If we believe in the correlation between self storage and multi-family revenue then we should be seeing decelerating same store revenues in the storage industry over the next year.

The average homeowner moves every 9+ years. That means when less people own homes the self storage industry does better, at least in terms of those people? I think that was what was implied.

How often does the average renter move? Every 2-3 years. So if the housing economy improves how does that affect storage? Perhaps harmful, since more renters moving more often means more people storing. Perhaps this is why there has been a good recovery in storage during the recession.

[As a sidenote, perhaps this shows how the Federal Reserve policy of keeping interest rates low has hurt the self storage industry by artificially increasing home ownership rates beyond what they would normally be. Those low interest rates may also have hurt the industry by artificially stimulating self storage construction and depressing rental rates. Thoughts?]

Are we facing a Japan-like scenario? [I'm going to go out on a limb with a commit to a strong "maybe".]

External growth / deal flow – Where will funding be coming from primarily? Most people in the room think it will be external capital looking for viable investment opportunities.

Where will most development be focused? Most people think it will be primary and secondary markets, not tertiary markets.

The top 10 operators currently control just over 11% of total supply. What will this number be in 10 years? A decade ago people thought there would be massive consolidation, but then new entrepreneurs entered the market and built faster than the large companies could build or acquire, so it went the opposite way, even as the larger companies were growing.

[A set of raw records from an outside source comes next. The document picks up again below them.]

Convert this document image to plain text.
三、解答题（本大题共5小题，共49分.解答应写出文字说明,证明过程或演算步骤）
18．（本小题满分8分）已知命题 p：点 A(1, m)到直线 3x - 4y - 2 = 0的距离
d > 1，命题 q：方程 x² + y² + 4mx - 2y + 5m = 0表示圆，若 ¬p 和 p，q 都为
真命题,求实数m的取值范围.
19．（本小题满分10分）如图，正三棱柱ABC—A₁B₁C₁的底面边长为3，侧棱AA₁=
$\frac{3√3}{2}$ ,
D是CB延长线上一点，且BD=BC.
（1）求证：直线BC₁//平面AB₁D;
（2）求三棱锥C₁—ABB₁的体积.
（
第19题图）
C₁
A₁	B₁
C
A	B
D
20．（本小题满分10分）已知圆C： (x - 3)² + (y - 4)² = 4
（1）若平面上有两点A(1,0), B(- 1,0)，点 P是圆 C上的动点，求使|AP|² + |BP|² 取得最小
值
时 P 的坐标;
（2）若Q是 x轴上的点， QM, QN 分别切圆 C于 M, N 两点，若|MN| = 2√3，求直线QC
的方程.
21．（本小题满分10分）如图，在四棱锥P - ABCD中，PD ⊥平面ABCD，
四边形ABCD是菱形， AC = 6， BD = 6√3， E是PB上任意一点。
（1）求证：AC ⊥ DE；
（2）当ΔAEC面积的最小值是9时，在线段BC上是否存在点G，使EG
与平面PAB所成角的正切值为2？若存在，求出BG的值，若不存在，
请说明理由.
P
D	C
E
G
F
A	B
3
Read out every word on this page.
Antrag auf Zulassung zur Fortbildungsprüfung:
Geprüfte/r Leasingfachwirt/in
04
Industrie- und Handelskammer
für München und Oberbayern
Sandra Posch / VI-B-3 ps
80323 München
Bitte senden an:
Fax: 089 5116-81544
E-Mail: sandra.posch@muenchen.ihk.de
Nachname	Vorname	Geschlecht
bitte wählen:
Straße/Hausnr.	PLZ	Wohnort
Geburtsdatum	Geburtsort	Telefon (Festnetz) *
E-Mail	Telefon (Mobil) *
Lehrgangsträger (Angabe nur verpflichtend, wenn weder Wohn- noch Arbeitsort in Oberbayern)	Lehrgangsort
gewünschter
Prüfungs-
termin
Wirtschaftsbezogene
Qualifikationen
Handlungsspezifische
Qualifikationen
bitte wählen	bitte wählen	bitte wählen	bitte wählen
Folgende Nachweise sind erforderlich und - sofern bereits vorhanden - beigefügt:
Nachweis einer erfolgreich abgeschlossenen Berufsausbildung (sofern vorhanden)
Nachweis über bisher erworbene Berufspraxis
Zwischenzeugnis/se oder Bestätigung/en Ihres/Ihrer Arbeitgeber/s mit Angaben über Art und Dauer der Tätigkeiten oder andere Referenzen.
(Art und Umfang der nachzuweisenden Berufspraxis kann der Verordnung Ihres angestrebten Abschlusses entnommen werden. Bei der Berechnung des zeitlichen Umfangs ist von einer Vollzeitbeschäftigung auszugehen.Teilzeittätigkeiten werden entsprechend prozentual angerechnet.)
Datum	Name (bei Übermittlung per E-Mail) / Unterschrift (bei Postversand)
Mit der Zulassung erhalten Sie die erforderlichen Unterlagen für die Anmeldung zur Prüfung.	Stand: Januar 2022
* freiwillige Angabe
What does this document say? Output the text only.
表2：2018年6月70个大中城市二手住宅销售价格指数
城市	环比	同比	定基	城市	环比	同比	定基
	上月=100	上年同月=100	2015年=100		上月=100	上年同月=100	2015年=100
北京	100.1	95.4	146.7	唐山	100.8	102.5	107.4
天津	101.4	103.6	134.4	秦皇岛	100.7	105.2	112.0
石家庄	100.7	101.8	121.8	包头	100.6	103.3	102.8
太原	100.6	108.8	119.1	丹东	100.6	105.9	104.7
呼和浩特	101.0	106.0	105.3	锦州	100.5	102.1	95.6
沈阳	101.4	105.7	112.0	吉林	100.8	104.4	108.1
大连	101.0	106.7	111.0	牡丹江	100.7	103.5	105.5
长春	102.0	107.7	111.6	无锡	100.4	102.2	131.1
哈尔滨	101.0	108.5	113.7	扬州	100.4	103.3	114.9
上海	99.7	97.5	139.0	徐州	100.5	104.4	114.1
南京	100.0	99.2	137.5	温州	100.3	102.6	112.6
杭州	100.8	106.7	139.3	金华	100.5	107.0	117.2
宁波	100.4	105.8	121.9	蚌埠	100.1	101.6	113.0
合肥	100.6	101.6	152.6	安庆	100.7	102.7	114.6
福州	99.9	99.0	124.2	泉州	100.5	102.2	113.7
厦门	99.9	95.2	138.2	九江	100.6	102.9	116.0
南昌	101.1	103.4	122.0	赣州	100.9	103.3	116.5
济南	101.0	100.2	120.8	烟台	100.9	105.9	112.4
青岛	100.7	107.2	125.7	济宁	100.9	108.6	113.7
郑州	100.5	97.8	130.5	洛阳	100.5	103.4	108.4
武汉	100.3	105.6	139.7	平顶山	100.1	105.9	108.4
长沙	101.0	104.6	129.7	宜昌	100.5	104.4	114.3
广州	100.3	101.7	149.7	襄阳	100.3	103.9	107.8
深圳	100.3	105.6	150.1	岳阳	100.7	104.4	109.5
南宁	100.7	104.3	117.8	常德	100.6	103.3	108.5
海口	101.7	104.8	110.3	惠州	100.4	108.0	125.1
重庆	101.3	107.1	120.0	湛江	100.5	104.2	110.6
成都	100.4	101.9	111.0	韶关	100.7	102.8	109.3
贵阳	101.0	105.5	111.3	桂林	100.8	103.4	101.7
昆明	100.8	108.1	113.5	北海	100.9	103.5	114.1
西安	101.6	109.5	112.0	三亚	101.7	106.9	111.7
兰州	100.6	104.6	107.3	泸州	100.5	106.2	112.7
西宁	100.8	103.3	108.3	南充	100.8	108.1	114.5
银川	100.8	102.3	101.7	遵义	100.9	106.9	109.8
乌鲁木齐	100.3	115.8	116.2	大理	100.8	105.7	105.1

If paying a premium for a portfolio, what are you paying for? Most respondents said benefit of scale (market depth). Many also said difficulty in accumulating assets through smaller transactions. About 18% said benefits of scope/diversification (market breadth).

What do you think industry-wide same store revenue growth will average annually for the next three years? 59% of respondents thought 4.5% to 6%. 34% thought 1.5% to 3.0%.

What will be the primary driver of outperformance by larger operators? 33% said market share gains due to Internet marketing followed by 24% saying market share gains due to more effective revenue management.

Operational performance – …I think we skipped over this due to a lack of time.

Industry “Disruptors” – What has been the effect of aggregators in the self storage industry? They are there, they are a reality, but they are not a dominant force.

If you are an operator, do you have any listing relationships with aggregators? 28% have no relationship. 14% have relationships with 3 or more aggregators.

Significantly more deal volume through auction websites these days.

This section also had to be cut short due to lack of time, it appears.

Amazing presentation. Wish I had it all on video.